Analyze text for hotel satisfaction

Last updated: Feb 11, 2025

This tutorial helps you analyze text by using nodes that specialize in handling text. For example, you can perform sentiment analysis.

In this tutorial, a hotel manager wants to analyze reviews for the hotel to see what customers think. The reviews express opinions about hotel personnel, comfort, cleanliness, price, and other areas of interest.
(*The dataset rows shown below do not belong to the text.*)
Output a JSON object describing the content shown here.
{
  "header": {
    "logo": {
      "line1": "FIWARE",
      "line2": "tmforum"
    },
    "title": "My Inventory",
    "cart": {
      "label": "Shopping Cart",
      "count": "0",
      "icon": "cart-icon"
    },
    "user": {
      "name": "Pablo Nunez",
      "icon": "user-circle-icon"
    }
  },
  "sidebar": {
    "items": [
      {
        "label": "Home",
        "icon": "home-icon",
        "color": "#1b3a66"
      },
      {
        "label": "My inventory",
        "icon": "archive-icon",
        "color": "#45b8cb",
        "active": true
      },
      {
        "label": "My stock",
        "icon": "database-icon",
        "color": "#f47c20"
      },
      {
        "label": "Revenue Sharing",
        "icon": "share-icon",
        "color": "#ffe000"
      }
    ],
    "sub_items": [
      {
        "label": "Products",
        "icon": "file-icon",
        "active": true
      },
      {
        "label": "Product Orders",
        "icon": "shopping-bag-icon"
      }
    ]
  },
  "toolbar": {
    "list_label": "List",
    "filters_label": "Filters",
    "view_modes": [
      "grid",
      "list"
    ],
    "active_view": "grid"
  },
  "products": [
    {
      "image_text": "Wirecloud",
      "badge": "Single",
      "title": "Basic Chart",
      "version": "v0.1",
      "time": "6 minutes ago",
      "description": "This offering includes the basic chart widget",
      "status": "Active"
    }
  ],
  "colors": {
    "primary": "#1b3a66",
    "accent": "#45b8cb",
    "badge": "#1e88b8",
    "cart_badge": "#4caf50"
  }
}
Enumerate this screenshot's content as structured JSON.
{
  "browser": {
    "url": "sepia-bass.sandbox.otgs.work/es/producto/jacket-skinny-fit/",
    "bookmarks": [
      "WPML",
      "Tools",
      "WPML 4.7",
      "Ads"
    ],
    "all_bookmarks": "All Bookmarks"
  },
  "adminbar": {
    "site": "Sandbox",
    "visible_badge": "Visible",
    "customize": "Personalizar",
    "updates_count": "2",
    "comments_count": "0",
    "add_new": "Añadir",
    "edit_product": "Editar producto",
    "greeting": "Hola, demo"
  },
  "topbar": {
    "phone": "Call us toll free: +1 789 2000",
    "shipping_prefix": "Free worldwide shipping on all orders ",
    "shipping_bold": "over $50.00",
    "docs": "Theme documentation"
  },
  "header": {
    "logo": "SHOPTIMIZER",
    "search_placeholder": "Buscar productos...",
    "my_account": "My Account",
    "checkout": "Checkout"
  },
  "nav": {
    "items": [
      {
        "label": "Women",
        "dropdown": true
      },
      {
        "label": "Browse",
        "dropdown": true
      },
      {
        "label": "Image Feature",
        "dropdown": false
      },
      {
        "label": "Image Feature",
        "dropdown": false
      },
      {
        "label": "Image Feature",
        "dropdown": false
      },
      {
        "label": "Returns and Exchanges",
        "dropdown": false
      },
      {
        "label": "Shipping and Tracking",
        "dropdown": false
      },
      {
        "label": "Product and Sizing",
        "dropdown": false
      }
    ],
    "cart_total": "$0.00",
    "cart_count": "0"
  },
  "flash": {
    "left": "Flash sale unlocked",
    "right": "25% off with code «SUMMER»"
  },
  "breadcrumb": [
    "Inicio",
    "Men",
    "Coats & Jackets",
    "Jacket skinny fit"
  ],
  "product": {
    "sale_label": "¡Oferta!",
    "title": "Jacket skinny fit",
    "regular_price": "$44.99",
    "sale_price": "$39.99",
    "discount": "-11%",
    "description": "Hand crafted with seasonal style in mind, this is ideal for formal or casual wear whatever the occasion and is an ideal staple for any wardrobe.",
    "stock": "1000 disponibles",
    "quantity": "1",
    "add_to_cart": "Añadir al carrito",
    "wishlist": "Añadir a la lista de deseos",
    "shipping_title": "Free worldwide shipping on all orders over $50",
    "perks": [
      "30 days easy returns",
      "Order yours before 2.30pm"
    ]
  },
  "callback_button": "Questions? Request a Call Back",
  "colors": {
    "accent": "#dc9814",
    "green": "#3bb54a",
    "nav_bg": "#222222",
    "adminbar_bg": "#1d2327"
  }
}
Chart of positive opinions. It shows terms and phrases, such as location, budget, and hotel amenities. These terms are varying sizes depending on their importance. They arranged the central most important term which is in the center and is the biggest. — Figure 1. Chart of positive opinions

Chart of negative opinions. It shows terms and phrases, such as location, budget, and hotel amenities. These terms are varying sizes depending on their importance. They arranged the central most important term which is in the center and is the biggest. — Figure 2. Chart of negative opinions

Preview the tutorial

Watch Video Watch this video to preview the steps in this tutorial. There might be slight differences in the user interface that is shown in the video. The video is intended to be a companion to the written tutorial. This video provides a visual method to learn the concepts and tasks in this documentation.

Try the tutorial

In this tutorial, you will complete these tasks:

Task 1: Open the sample project
Task 2: Examine the Data Asset node
Task 3: Examine the Text Mining node
Task 4: Tune the results in the Text Analytics Workbench
Task 5: Build the model
Task 6: Visualize the comments
Task 7: Examine the Text Link Analysis node

Sample modeler flow and data set

This tutorial uses the Hotel Satisfaction flow in the sample project. The flow uses Text Analytics nodes to analyze fictional reviews about the hotel. The data file used is hotelSatisfaction.csv. The following image shows the sample modeler flow.

The following image shows the sample data set.

Task 1: Open the sample project

The sample project contains several data sets and sample modeler flows. If you don't already have the sample project, then refer to the Tutorials topic to create the sample project. Then follow these steps to open the sample project:

In Cloud Pak for Data, from the Navigation menu , choose Projects > View all Projects.
Click SPSS Modeler Project.
Click the Assets tab to see the data sets and modeler flows.

Check your progress

The following image shows the project Assets tab. You are now ready to work with the sample modeler flow associated with this tutorial.

alt text

Back to the top

Task 2: Examine the Data Asset node

Hotel Satisfaction includes several nodes. Follow these steps to examine the Data Asset node:

From the Assets tab, open the Hotel Satisfaction modeler flow, and wait for the canvas to load.
Double-click the hotelSatisfaction.csv node. This node is a Data Asset node that points to the hotelSatisfaction.csv file in the project.
Review the File format properties.
Optional: Click Preview data to see the full data set.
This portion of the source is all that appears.